「この世の中でも本来、仏の教えは遍く(あまねく)行き渡り、あらゆるものを尊く照らし出しているのですが、帰り来たって今一度見つめ直してみると、そのことに気付かずにただ、夢幻の如くに日々の生活と労費に追われながら生きてもおります。そのような中においても、恭しく(うやうやしく)仏・法・僧の三宝を仰ぎ(あおぎ)、私達の行く末も照らし、導いて下さることを願うものです。
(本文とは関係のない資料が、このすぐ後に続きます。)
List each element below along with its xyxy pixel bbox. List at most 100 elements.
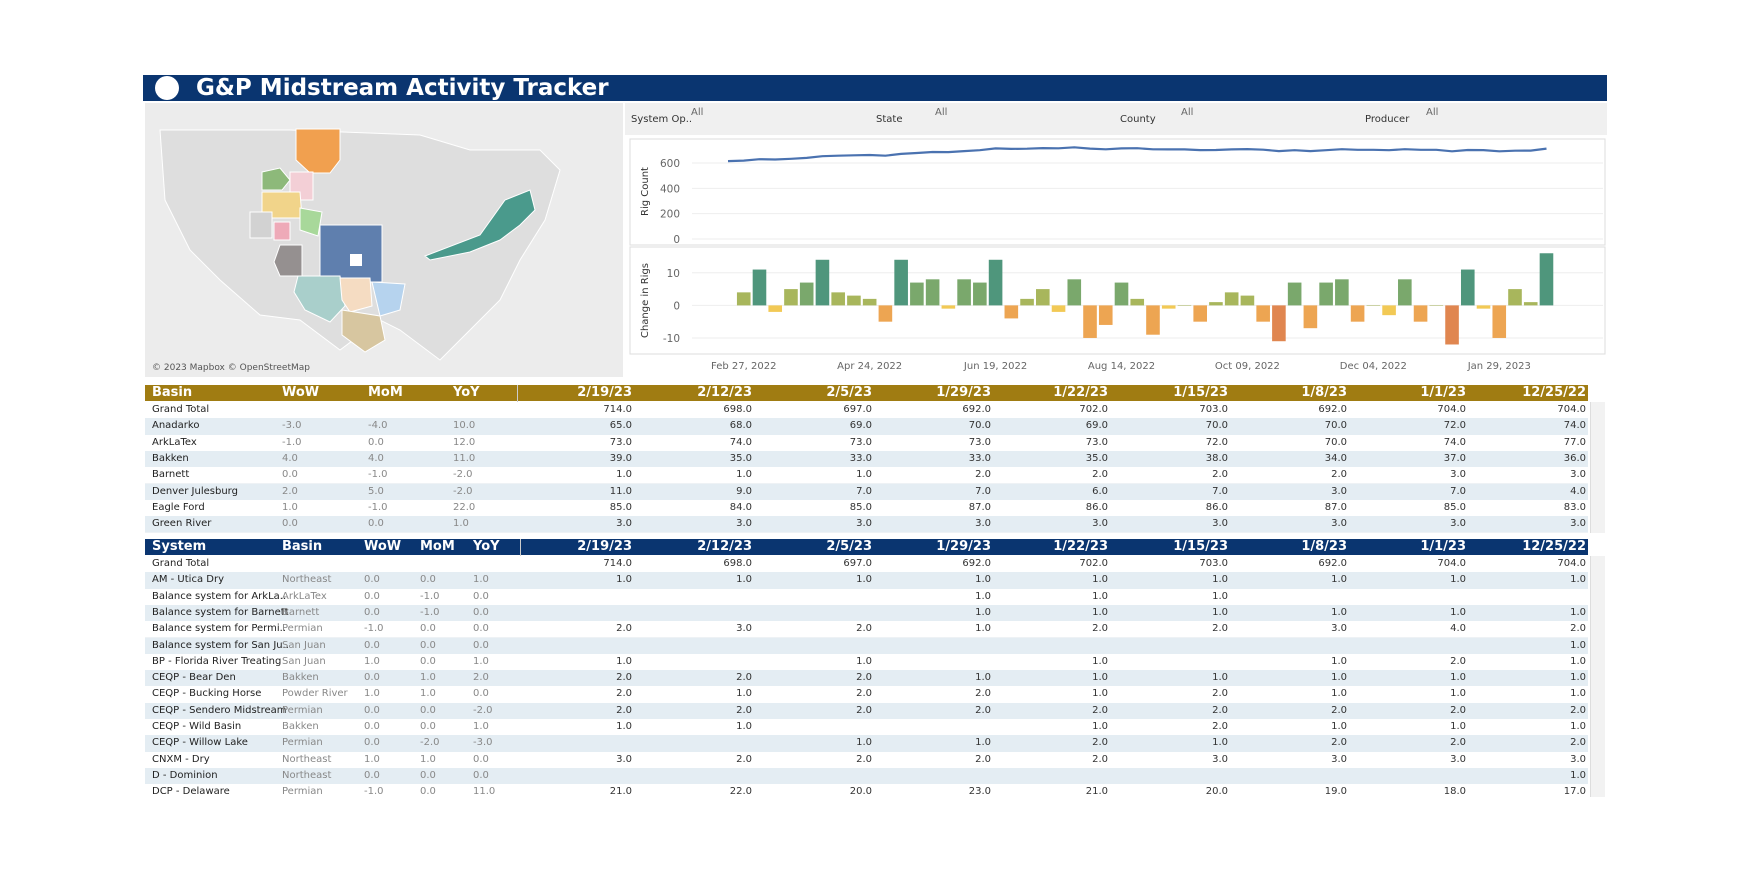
bar (925, 279, 940, 306)
table-cell: 1.0 (1570, 688, 1586, 700)
table-cell: 22.0 (453, 501, 476, 513)
bar (1004, 305, 1019, 319)
table-cell: ArkLaTex (282, 590, 327, 602)
table-cell: 1.0 (1570, 574, 1586, 586)
bar (1083, 305, 1097, 338)
title-bar: G&P Midstream Activity Tracker (143, 75, 1607, 101)
filter-value[interactable]: All (1181, 107, 1193, 118)
bar (957, 279, 971, 306)
table-cell: 2.0 (736, 672, 752, 684)
bar (1366, 305, 1381, 306)
column-header: MoM (368, 385, 403, 400)
bar (973, 282, 987, 306)
bar (847, 295, 861, 306)
column-header: 1/29/23 (936, 539, 991, 554)
y-tick-label: 10 (667, 268, 680, 280)
table-cell: 7.0 (1212, 485, 1228, 497)
table-cell: 12.0 (453, 436, 476, 448)
table-cell: 1.0 (1570, 639, 1586, 651)
table-cell: 1.0 (1212, 574, 1228, 586)
column-header: 2/5/23 (826, 539, 872, 554)
bar (1240, 295, 1255, 306)
table-cell: 73.0 (1085, 436, 1108, 448)
bar (1382, 305, 1396, 316)
bar (815, 259, 830, 306)
table-cell: 1.0 (364, 688, 380, 700)
bar (1130, 298, 1145, 306)
bar (1523, 302, 1538, 306)
x-tick-label: Apr 24, 2022 (837, 361, 902, 372)
table-row (145, 637, 1588, 655)
table-cell: Northeast (282, 753, 332, 765)
bar (1303, 305, 1318, 329)
table-cell: 2.0 (1092, 753, 1108, 765)
table-cell: 1.0 (1450, 606, 1466, 618)
table-cell: 3.0 (1450, 518, 1466, 530)
table-row (145, 604, 1588, 623)
table-cell: 0.0 (368, 436, 384, 448)
table-cell: 72.0 (1443, 420, 1466, 432)
column-header: 1/1/23 (1420, 385, 1466, 400)
table-cell: 1.0 (975, 623, 991, 635)
bar (1445, 305, 1459, 345)
table-cell: 1.0 (856, 574, 872, 586)
column-header: YoY (473, 539, 500, 554)
x-tick-label: Aug 14, 2022 (1088, 361, 1155, 372)
table-cell: 2.0 (1212, 469, 1228, 481)
table-cell: 17.0 (1563, 786, 1586, 797)
table-cell: Permian (282, 704, 323, 716)
column-header: WoW (282, 385, 320, 400)
table-cell: 3.0 (736, 623, 752, 635)
table-cell: 2.0 (616, 672, 632, 684)
column-header: 12/25/22 (1522, 385, 1586, 400)
table-cell: 4.0 (368, 452, 384, 464)
bar-panel (629, 246, 1606, 355)
column-header: 2/19/23 (577, 385, 632, 400)
bar (1287, 282, 1302, 306)
table-cell: 1.0 (975, 590, 991, 602)
filter-value[interactable]: All (691, 107, 703, 118)
table-cell: 3.0 (856, 518, 872, 530)
table-cell: Grand Total (152, 558, 210, 569)
table-cell: 0.0 (420, 769, 436, 781)
table-cell: 1.0 (1092, 688, 1108, 700)
table-cell: 0.0 (364, 704, 380, 716)
y-axis-title: Rig Count (640, 167, 651, 216)
table-cell: -3.0 (282, 420, 302, 432)
table-cell: 2.0 (975, 704, 991, 716)
table-cell: 73.0 (609, 436, 632, 448)
table-cell: 2.0 (1092, 469, 1108, 481)
table-cell: 2.0 (975, 688, 991, 700)
table-cell: Barnett (282, 606, 320, 618)
table-cell: 1.0 (856, 737, 872, 749)
bar (1051, 305, 1066, 312)
table-cell: 1.0 (1212, 606, 1228, 618)
table-row (145, 719, 1588, 737)
table-cell: 704.0 (1437, 558, 1466, 569)
table-cell: 3.0 (975, 518, 991, 530)
table-cell: 86.0 (1205, 501, 1228, 513)
table-cell: DCP - Delaware (152, 786, 230, 797)
table-cell: 1.0 (473, 721, 489, 732)
bar (1398, 279, 1412, 306)
table-cell: 1.0 (1450, 688, 1466, 700)
table-cell: 3.0 (1331, 518, 1347, 530)
table-cell: 7.0 (856, 485, 872, 497)
table-cell: D - Dominion (152, 769, 218, 781)
table-cell: 2.0 (1331, 704, 1347, 716)
table-cell: 2.0 (856, 672, 872, 684)
bar (1350, 305, 1365, 322)
table-row (145, 516, 1588, 533)
filter-value[interactable]: All (1426, 107, 1438, 118)
y-tick-label: 400 (660, 183, 680, 195)
table-cell: 1.0 (1331, 672, 1347, 684)
column-header: 1/22/23 (1053, 385, 1108, 400)
bar (1272, 305, 1286, 342)
column-header: System (152, 539, 207, 554)
table-cell: 714.0 (603, 404, 632, 415)
bar (1413, 305, 1428, 322)
table-cell: 2.0 (856, 753, 872, 765)
table-cell: 23.0 (968, 786, 991, 797)
filter-value[interactable]: All (935, 107, 947, 118)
今日、故人の追善供養にあたり、つつしんで香花、灯明、菓子、お茶等の馳走を供えて、仏の説かれた教えをお唱え致しました。この功徳をめぐらし、故人が御霊の安らぎを得られますよう、そして故人のおられる世界がいよいよ清浄でありますよう、願いたいと存じます。願わくは、仏の世界に導かれた故人の輝ける御霊が同じく、今生の人々を導いて、仏の教えにふれ、また目覚められるよう、ご助力を切に願うものです。」
これまで仏式による葬儀式の意義や、お唱えされる様々な文言について、おおよそのところを述べてまいりましたが、仏の教えの真髄はあくまで理屈ではなく、信仰を持って実践すること、仏道でもあります。
いかに示される教えが尊くとも、その理屈にばかりとらわれて、実際に行じることがなければ、本来の教えの主旨とは、ほど遠いものとなってしまいます。
未だ理屈はわからずとも、亡き故人やご先祖様方の「有り難さ」を感じ、己が思慮のみに基づく善悪是非ではない、慕い敬うべき自身の勤めとして考え、準備し、縁者を招いて、ご供養するところに、仏の教えの一分なりとも顕れてくるのだと思われます。